Both models are from the wonderful range of Shermans that Rubicon offers. I used to build tank models, a long time ago, and I felt almost stymied by the bewildering quantity of super-detailing options on offer. These are just right: the mix-and-match features of the kits allow you to build just about any Sherman variant you might want, and come with enough detail that is fun to paint without 'requiring' weeks of work to get them finished to some hyper-detailed level. (This is just how my brain work, your mileage hopefully varies).



I'm glad I included some crewmembers to provide scale and color, as an olive-drab tank can otherwise get a bit, well, drab. Rubicon includes driver/radio operator busts that have to be installed during construction which makes painting them a bit awkward, but if you leave the heads separate, it's fine. The shoulder area is hardly visible at all, in the end.




Contemporary photos always seem to show especially American Shermans festooned with stowage and as that adds color and interest too, I grabbed bits from a variety of sets and stuck them all over liberally. It's a bit of extra work in the end, but adds a lot to the final impression, I think. Points-wise, two tanks are 40 points, 20 points for the armoury and one each for the 'head-and-shoulders'?

The Challenge has certainly allowed me to stay focused better than I might otherwise (it's relative, but still...), and a certain pressure does help to get things done. So it's been good! Thank you so much to Curt for organizing it again, to the Minions for being encouraging and doing the hard work, to Lady Sarah for allowing me to skip Chambers I didn't want to deal with, and to all the other contenders for the inspiring work! 


From JasperO: a flying dogleg to the shrine, act III (Lady Sarah, 25 points)

In the final act, all is revealed. Who fired the shot? A decorated Red Army sniper appears, but did she fire the shot, or is she stalking the culprit? I'm afraid we'll never know, as the Challenge is about to come to an end...



I'm not entirely sure which brand this miniature is (Guy to the rescue: she used to be available from Warlord Games) - she was painted at the same time as Anastasia, very early in the Challenge - but a lethal sniper never hurts as a support choice. Another witch-ride back should get me to the armoury for my last post of the Challenge and another 25 points.


From JasperO: a flying dogleg to the shrine, act II (The Shrine, 25 points)

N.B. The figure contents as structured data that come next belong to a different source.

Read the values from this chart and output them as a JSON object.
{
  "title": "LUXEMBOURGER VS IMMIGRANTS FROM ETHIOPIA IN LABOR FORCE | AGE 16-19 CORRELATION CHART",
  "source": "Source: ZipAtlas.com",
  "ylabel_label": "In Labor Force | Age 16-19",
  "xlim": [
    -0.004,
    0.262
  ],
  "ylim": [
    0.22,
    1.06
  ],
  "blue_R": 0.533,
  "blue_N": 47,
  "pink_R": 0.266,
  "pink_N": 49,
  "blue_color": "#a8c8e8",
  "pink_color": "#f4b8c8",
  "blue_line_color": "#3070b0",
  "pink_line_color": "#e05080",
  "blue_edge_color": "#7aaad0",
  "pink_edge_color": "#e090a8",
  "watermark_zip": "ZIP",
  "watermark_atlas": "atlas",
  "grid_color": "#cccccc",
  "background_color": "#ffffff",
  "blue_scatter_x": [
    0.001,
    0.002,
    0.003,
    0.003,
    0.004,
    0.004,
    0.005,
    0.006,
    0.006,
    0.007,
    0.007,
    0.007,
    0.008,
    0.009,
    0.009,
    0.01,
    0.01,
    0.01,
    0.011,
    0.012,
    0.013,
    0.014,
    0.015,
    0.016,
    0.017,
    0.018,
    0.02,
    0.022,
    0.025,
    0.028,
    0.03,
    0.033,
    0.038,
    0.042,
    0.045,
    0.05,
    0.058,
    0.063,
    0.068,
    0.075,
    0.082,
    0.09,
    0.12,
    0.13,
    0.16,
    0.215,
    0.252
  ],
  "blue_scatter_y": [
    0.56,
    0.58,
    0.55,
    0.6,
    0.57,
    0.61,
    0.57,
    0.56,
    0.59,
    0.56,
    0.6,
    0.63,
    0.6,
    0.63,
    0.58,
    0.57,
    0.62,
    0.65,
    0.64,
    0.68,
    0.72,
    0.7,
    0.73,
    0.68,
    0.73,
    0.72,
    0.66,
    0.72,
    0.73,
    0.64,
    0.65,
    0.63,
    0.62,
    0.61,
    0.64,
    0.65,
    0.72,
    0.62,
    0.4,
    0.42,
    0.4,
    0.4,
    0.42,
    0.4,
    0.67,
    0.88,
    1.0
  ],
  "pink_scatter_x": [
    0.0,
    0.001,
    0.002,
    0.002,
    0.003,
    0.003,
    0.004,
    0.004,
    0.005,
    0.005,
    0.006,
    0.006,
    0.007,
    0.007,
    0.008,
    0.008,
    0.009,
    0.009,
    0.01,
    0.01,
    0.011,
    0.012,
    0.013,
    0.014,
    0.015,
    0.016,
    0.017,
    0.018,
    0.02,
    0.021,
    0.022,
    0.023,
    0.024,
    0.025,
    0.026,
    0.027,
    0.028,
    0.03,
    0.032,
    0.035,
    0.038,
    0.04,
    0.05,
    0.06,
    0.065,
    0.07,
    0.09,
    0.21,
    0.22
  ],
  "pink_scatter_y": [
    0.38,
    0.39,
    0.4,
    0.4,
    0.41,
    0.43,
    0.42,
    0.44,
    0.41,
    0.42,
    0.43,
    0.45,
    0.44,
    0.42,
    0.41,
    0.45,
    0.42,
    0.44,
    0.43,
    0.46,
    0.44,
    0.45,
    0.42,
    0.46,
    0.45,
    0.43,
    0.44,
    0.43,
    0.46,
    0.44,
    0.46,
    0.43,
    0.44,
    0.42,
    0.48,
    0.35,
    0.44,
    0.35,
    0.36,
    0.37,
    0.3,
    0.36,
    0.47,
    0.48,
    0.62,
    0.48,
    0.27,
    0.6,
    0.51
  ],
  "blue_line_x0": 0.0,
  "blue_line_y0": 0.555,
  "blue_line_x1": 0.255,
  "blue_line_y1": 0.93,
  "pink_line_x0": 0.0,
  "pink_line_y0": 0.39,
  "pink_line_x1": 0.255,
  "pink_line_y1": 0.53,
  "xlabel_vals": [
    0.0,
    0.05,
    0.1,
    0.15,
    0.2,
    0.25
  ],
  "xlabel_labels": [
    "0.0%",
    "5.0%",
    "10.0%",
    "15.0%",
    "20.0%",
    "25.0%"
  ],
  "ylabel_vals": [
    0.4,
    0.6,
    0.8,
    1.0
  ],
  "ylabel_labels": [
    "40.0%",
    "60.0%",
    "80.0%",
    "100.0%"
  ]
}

Having arrived in the Shrine, and continuing our mini-story, Anastasia's aid has clearly come too late. The Soviet Union's Marxist ideology may consider religion the opium for the people, but a preacher has appeared nonetheless. 




This is another Black Hussar Miniatures figure from their Seven Years War range, but it'll do just fine to inspire my minis on the AWI battlefield. Perhaps he's conservative in his religious leanings and in his clothing choices as well? That should net another 25 points with the Shrine bonus.